Alors de la voir là, devant moi dans le présent, c'était comme une vision inespérée et je ne savais pas si j'osais y croire ou non. Puis il y eut un mot. La voix me semblait différente, mais c'était peut-être que moi, les souvenirs pouvaient parfois déformer la réalité, généralement en mieux, mais la réalité sonnait tellement mieux présentement. Il y avait une douceur, une crainte. Je savais que je ne rêvais pas parce que dans mes souvenirs, Khensit n'était pas comme ça.

Je n'osais quand même pas bouger et le regard hésitant de mon amie se posait sur moi alors qu'elle répétait et cette fois j'écoutais les mots prononcés au lieu de seulement les entendre. Il y avait une outre d'eau levée qu'elle posa contre mes lèvres et un peu en glissait, mouillant mes lèvres écorchées et c'était comme une fontaine de jouvence dans le désert. Il ne m'en fallut pas plus pour simplement obéir. J'avais toujours été bonne pour obéir et j'avais une confiance aveugle en Khen. Alors j'obéissais.

L'eau était comme le nectar des dieux, j'avais l'impression de n'avoir jamais goûté quoique ce soit de meilleure de toute ma vie. Elle avait été si rare ces derniers mois... Le flot s'amenuisait rapidement alors que j'entendais de nouveau la musique de sa voix et les paroles qui venaient avec. J'ai failli manquer leur sens, je voulais encore de l'eau, tout mon corps en voulu, il en avait si cruellement manqué, malgré mon esprit logique qui me dictait que trop en même temps pouvait être dangereux.

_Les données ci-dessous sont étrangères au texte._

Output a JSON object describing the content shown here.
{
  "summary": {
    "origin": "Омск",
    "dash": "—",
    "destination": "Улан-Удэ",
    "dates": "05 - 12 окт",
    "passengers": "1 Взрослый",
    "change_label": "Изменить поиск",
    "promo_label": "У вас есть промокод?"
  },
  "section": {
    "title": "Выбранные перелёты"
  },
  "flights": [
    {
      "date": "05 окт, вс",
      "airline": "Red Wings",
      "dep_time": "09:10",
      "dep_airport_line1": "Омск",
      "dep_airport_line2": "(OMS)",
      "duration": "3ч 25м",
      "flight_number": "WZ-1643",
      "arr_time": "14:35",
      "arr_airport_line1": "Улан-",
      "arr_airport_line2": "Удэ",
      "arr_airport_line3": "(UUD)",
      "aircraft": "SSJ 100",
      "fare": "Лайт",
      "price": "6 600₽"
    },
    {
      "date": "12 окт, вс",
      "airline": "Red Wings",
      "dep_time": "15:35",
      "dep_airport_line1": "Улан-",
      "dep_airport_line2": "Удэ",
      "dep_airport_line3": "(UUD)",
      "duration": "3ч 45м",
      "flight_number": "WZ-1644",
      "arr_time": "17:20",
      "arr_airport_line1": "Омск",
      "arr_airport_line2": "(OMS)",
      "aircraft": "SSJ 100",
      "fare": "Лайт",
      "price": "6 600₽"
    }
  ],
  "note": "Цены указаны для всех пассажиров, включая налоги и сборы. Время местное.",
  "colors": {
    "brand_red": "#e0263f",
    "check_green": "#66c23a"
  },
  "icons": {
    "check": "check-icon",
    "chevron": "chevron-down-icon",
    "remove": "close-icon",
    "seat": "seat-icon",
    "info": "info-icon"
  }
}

Jusqu'à ce que le mot clé m'atteigne. Sécurité. J'arrivais à peine à bouger à travers la douleur qui habitait mon corps. Je fixais mon regard sur mon unique amie et l'examinais. J'avais encore de la difficulté à croire qu'elle était réelle, mais je le voulais. Surtout ses paroles.

"C'est terminé?" Ma voix, étrangère à mes propres oreilles, s'élevait avec un peu plus de force maintenant que ma gorge n'était plus comme un parchemin.

Je jetais mon regard autour de moi, il y avait encore tant de personnes effrayantes. Elles étaient toutes exactement comme mes capteurs et mes entrailles se resserraient de la peur devenue instinctive. Aucun ne semblait aussi vile que cette femme qui nous avait tourmenté et ses sbires, mais je n'y pouvais rien. Mes yeux noirs et tuméfiés des multiples coups que j'avais reçu au visage retombèrent sur Khensit. J'avais envie de m'enfuir. J'avais envie de croire.

"Est-ce que ça peut être réellement terminé?" Sur le lit, mon corps avait commencé à trembler comme une feuille morte sur un arbre et que le vent tentait inlassablement d'arracher. Je voulais m'accrocher à cet arbre et croire. Khensit était mon arbre, mon point d'ancrage dans la folie qui risquait de s'emparer de mon esprit, mais je voulais la croire pour garder la folie loin.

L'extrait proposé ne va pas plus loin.